29. The method according to claim 27, further characterized in that at least one quality trait of meat is selected from the group consisting of increased pH, and a decreased 7-day depuration.

30. A team to detect the nature of one or more polymorphisms in the PRKAG3 gene; the equipment comprises means for detecting the polymorphism in DNA, and RNA of the gene; wherein the polymorphisms are selected from the group consisting of one or more of the following SNP (s): an A / G at position 51, an A / G at position 462, an A / G at position 1011, a C / T in position 1053, a C / T in position 2475, an A / G in position 2607, an A / G in position 2906, an A / G in position 2994, and a C / T in position 4506, where all the numbering is in accordance with the sequence SEC lD NO: 1.
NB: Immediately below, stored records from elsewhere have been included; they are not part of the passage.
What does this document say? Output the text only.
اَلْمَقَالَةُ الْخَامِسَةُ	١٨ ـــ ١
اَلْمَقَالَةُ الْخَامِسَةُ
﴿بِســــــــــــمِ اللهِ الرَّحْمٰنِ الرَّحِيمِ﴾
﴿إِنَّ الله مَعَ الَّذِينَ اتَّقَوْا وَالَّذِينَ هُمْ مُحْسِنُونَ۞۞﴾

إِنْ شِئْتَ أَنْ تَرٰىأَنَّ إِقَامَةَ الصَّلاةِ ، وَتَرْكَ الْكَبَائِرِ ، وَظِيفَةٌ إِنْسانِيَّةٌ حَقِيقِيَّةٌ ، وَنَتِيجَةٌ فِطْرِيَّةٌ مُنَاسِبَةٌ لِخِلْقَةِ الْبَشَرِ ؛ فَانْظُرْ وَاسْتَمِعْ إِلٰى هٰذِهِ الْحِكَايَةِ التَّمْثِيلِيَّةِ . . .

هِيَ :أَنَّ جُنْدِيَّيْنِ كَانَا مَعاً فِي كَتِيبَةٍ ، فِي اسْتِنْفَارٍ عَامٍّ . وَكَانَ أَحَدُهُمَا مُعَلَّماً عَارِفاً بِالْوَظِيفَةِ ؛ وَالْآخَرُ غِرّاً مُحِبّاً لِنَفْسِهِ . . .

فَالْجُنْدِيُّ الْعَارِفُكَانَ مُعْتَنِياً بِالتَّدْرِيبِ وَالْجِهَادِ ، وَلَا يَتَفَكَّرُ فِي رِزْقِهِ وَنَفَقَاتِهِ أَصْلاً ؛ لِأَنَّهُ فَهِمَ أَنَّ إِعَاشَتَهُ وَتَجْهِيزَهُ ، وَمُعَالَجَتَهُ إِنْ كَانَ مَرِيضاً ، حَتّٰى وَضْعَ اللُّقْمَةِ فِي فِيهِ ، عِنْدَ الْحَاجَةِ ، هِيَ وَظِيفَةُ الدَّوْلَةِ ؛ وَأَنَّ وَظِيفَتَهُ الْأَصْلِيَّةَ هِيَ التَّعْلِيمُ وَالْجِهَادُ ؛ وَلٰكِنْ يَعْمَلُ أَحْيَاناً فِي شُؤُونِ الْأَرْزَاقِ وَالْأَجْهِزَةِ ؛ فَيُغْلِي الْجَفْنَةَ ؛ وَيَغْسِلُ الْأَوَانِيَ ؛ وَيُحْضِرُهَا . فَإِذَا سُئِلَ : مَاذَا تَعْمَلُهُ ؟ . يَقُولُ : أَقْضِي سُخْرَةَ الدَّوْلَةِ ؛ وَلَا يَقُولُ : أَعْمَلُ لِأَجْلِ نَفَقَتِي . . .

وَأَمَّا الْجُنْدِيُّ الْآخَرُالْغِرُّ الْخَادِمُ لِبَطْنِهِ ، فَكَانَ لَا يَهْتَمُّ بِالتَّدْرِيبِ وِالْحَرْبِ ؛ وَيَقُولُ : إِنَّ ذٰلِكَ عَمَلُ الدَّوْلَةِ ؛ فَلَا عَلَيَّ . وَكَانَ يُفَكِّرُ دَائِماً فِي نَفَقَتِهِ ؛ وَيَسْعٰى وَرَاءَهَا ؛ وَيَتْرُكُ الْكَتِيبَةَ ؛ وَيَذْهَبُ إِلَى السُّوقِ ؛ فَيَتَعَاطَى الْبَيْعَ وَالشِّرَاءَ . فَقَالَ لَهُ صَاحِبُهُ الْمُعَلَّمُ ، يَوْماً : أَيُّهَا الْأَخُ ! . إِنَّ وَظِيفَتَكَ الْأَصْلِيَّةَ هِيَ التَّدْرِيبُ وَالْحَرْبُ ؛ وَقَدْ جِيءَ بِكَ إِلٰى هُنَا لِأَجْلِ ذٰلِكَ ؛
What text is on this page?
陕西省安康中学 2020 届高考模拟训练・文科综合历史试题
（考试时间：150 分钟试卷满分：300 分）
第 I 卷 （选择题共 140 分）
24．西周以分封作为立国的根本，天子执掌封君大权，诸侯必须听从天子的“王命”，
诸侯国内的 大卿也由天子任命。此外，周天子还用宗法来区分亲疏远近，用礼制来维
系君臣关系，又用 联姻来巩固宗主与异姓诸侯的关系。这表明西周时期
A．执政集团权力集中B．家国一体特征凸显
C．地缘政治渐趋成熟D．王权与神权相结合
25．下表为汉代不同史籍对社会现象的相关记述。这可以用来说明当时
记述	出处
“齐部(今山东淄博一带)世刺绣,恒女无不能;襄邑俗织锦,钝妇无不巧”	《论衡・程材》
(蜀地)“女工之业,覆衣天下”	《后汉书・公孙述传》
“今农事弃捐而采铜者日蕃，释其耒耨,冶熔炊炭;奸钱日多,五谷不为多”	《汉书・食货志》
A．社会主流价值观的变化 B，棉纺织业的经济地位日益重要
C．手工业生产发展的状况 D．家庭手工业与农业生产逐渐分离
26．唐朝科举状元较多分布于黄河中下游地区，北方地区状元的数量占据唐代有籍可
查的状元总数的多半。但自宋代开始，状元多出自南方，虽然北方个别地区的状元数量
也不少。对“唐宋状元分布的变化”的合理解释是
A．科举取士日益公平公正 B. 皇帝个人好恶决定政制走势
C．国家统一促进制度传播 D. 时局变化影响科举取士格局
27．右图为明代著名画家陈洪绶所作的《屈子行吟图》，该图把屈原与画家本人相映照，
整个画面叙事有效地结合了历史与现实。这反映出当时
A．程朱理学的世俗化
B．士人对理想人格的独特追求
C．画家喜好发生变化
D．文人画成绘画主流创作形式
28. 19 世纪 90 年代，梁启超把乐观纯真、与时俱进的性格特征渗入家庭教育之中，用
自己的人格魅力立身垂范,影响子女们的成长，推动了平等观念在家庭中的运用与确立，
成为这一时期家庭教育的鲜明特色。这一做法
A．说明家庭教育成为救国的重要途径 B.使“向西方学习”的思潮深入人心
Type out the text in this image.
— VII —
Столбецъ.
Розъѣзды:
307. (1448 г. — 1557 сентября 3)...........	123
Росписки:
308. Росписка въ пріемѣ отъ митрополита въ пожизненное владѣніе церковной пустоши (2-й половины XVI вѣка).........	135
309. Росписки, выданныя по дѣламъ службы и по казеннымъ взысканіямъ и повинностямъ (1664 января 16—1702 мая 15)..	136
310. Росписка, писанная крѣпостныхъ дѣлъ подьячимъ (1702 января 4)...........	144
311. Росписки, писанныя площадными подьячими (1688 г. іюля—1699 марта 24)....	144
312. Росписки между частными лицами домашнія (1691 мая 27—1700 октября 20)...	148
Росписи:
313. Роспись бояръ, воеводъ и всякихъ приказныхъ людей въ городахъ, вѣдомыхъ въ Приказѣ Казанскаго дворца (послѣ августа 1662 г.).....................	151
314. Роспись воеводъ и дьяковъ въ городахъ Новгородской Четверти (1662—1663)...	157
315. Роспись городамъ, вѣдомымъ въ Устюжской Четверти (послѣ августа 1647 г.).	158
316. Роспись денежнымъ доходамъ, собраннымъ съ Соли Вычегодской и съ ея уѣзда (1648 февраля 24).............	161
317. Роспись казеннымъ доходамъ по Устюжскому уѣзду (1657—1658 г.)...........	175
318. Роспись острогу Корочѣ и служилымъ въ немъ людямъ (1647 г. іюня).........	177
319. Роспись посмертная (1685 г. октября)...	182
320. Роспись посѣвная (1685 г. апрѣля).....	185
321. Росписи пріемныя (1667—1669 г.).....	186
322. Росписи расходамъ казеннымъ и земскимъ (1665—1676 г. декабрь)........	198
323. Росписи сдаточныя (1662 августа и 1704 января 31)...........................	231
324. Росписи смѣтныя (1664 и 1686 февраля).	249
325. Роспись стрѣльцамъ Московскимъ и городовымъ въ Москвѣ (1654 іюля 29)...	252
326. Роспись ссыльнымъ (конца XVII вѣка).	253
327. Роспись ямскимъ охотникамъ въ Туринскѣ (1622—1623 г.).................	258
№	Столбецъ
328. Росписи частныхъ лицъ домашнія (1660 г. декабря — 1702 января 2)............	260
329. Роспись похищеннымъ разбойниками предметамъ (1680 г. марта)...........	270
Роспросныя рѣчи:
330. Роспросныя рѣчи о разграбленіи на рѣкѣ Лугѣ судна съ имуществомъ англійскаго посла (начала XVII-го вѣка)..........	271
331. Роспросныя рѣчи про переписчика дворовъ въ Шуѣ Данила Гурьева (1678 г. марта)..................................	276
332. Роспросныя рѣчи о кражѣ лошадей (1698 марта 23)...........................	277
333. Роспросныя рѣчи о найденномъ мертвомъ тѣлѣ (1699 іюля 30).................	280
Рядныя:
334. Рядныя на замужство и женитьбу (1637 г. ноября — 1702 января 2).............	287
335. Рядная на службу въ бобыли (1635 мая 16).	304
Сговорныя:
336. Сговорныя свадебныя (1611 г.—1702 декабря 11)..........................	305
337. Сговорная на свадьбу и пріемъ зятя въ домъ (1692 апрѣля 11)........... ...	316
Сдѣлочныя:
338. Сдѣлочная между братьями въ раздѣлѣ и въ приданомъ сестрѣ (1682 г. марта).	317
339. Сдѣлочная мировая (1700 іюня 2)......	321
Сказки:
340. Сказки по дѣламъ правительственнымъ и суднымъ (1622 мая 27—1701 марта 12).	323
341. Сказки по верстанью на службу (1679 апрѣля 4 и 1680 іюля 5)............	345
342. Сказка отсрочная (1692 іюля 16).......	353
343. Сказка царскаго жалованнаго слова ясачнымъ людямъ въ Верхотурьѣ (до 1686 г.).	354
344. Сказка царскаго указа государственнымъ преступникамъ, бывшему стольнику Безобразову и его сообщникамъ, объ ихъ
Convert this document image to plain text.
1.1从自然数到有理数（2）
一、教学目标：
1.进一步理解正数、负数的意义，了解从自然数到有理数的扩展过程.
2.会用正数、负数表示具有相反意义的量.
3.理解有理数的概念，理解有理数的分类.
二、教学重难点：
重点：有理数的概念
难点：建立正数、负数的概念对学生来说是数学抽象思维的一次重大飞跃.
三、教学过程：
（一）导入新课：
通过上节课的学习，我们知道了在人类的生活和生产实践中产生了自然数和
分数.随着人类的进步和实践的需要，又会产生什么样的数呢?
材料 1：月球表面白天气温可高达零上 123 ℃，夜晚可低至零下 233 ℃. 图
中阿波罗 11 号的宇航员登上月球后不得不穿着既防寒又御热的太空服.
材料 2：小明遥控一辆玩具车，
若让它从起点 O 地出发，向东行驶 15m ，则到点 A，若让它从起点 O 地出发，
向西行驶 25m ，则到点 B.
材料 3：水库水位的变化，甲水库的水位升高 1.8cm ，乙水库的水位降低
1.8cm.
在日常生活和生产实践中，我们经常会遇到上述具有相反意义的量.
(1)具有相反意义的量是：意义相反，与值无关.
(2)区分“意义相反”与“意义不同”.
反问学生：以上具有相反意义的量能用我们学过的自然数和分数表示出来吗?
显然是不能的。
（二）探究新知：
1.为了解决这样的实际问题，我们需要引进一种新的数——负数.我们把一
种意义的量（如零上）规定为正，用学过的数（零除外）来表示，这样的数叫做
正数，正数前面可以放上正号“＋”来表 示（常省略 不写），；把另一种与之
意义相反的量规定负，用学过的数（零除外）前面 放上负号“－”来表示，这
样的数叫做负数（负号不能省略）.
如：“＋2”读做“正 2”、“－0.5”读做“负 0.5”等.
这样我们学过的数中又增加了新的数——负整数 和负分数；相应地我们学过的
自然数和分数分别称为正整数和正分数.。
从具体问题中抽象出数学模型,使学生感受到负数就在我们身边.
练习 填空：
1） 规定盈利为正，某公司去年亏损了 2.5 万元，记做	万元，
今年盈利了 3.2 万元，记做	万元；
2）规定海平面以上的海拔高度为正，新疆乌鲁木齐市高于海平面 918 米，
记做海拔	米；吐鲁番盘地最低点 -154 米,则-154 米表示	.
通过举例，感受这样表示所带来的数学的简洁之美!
31. The equipment according to claim 30, further characterized in that while the polymorphism is detected through one or more of the following detection means: DNA sequencing, restriction fragment length polymorphism analysis (RFLP), analysis of heteroduplex, conformational polymorphism of individual chain structure (SSCP), denaturation gradient gel electrophoresis (DGGE), polymerase chain reaction (PCR), real-time PCR analysis (TAQMAN®), gradient gel electrophoresis temperature (TGGE), enzyme-linked immunosorbent assay (ELISA) and other immunoassays; wherein the equipment comprises one or more of the following; restriction endonuclease enzyme, DNA polymerase, a reverse transcriptase, a pH regulator, deoxyribonucleotides, an oligonucleotide suitable for use as a DNA or RNA probe, an oligonucleotide suitable for use as an initiator in the synthesis of DNA or RNA, a fluorescent label, and an antibody.

32. An oligonucleotide suitable for use in an equipment according to claim 31.

33. The oligonucleotide according to claim 32, further characterized in that it is selected from primers comprising the sequence of any of the primers listed in Table 1 (SEQ. NO.-2-17).

34. The oligonucleotide according to claim 32, further characterized in that it is selected from the group consisting of the primers provided in Table 1 (SEQ ID NO: 2-17).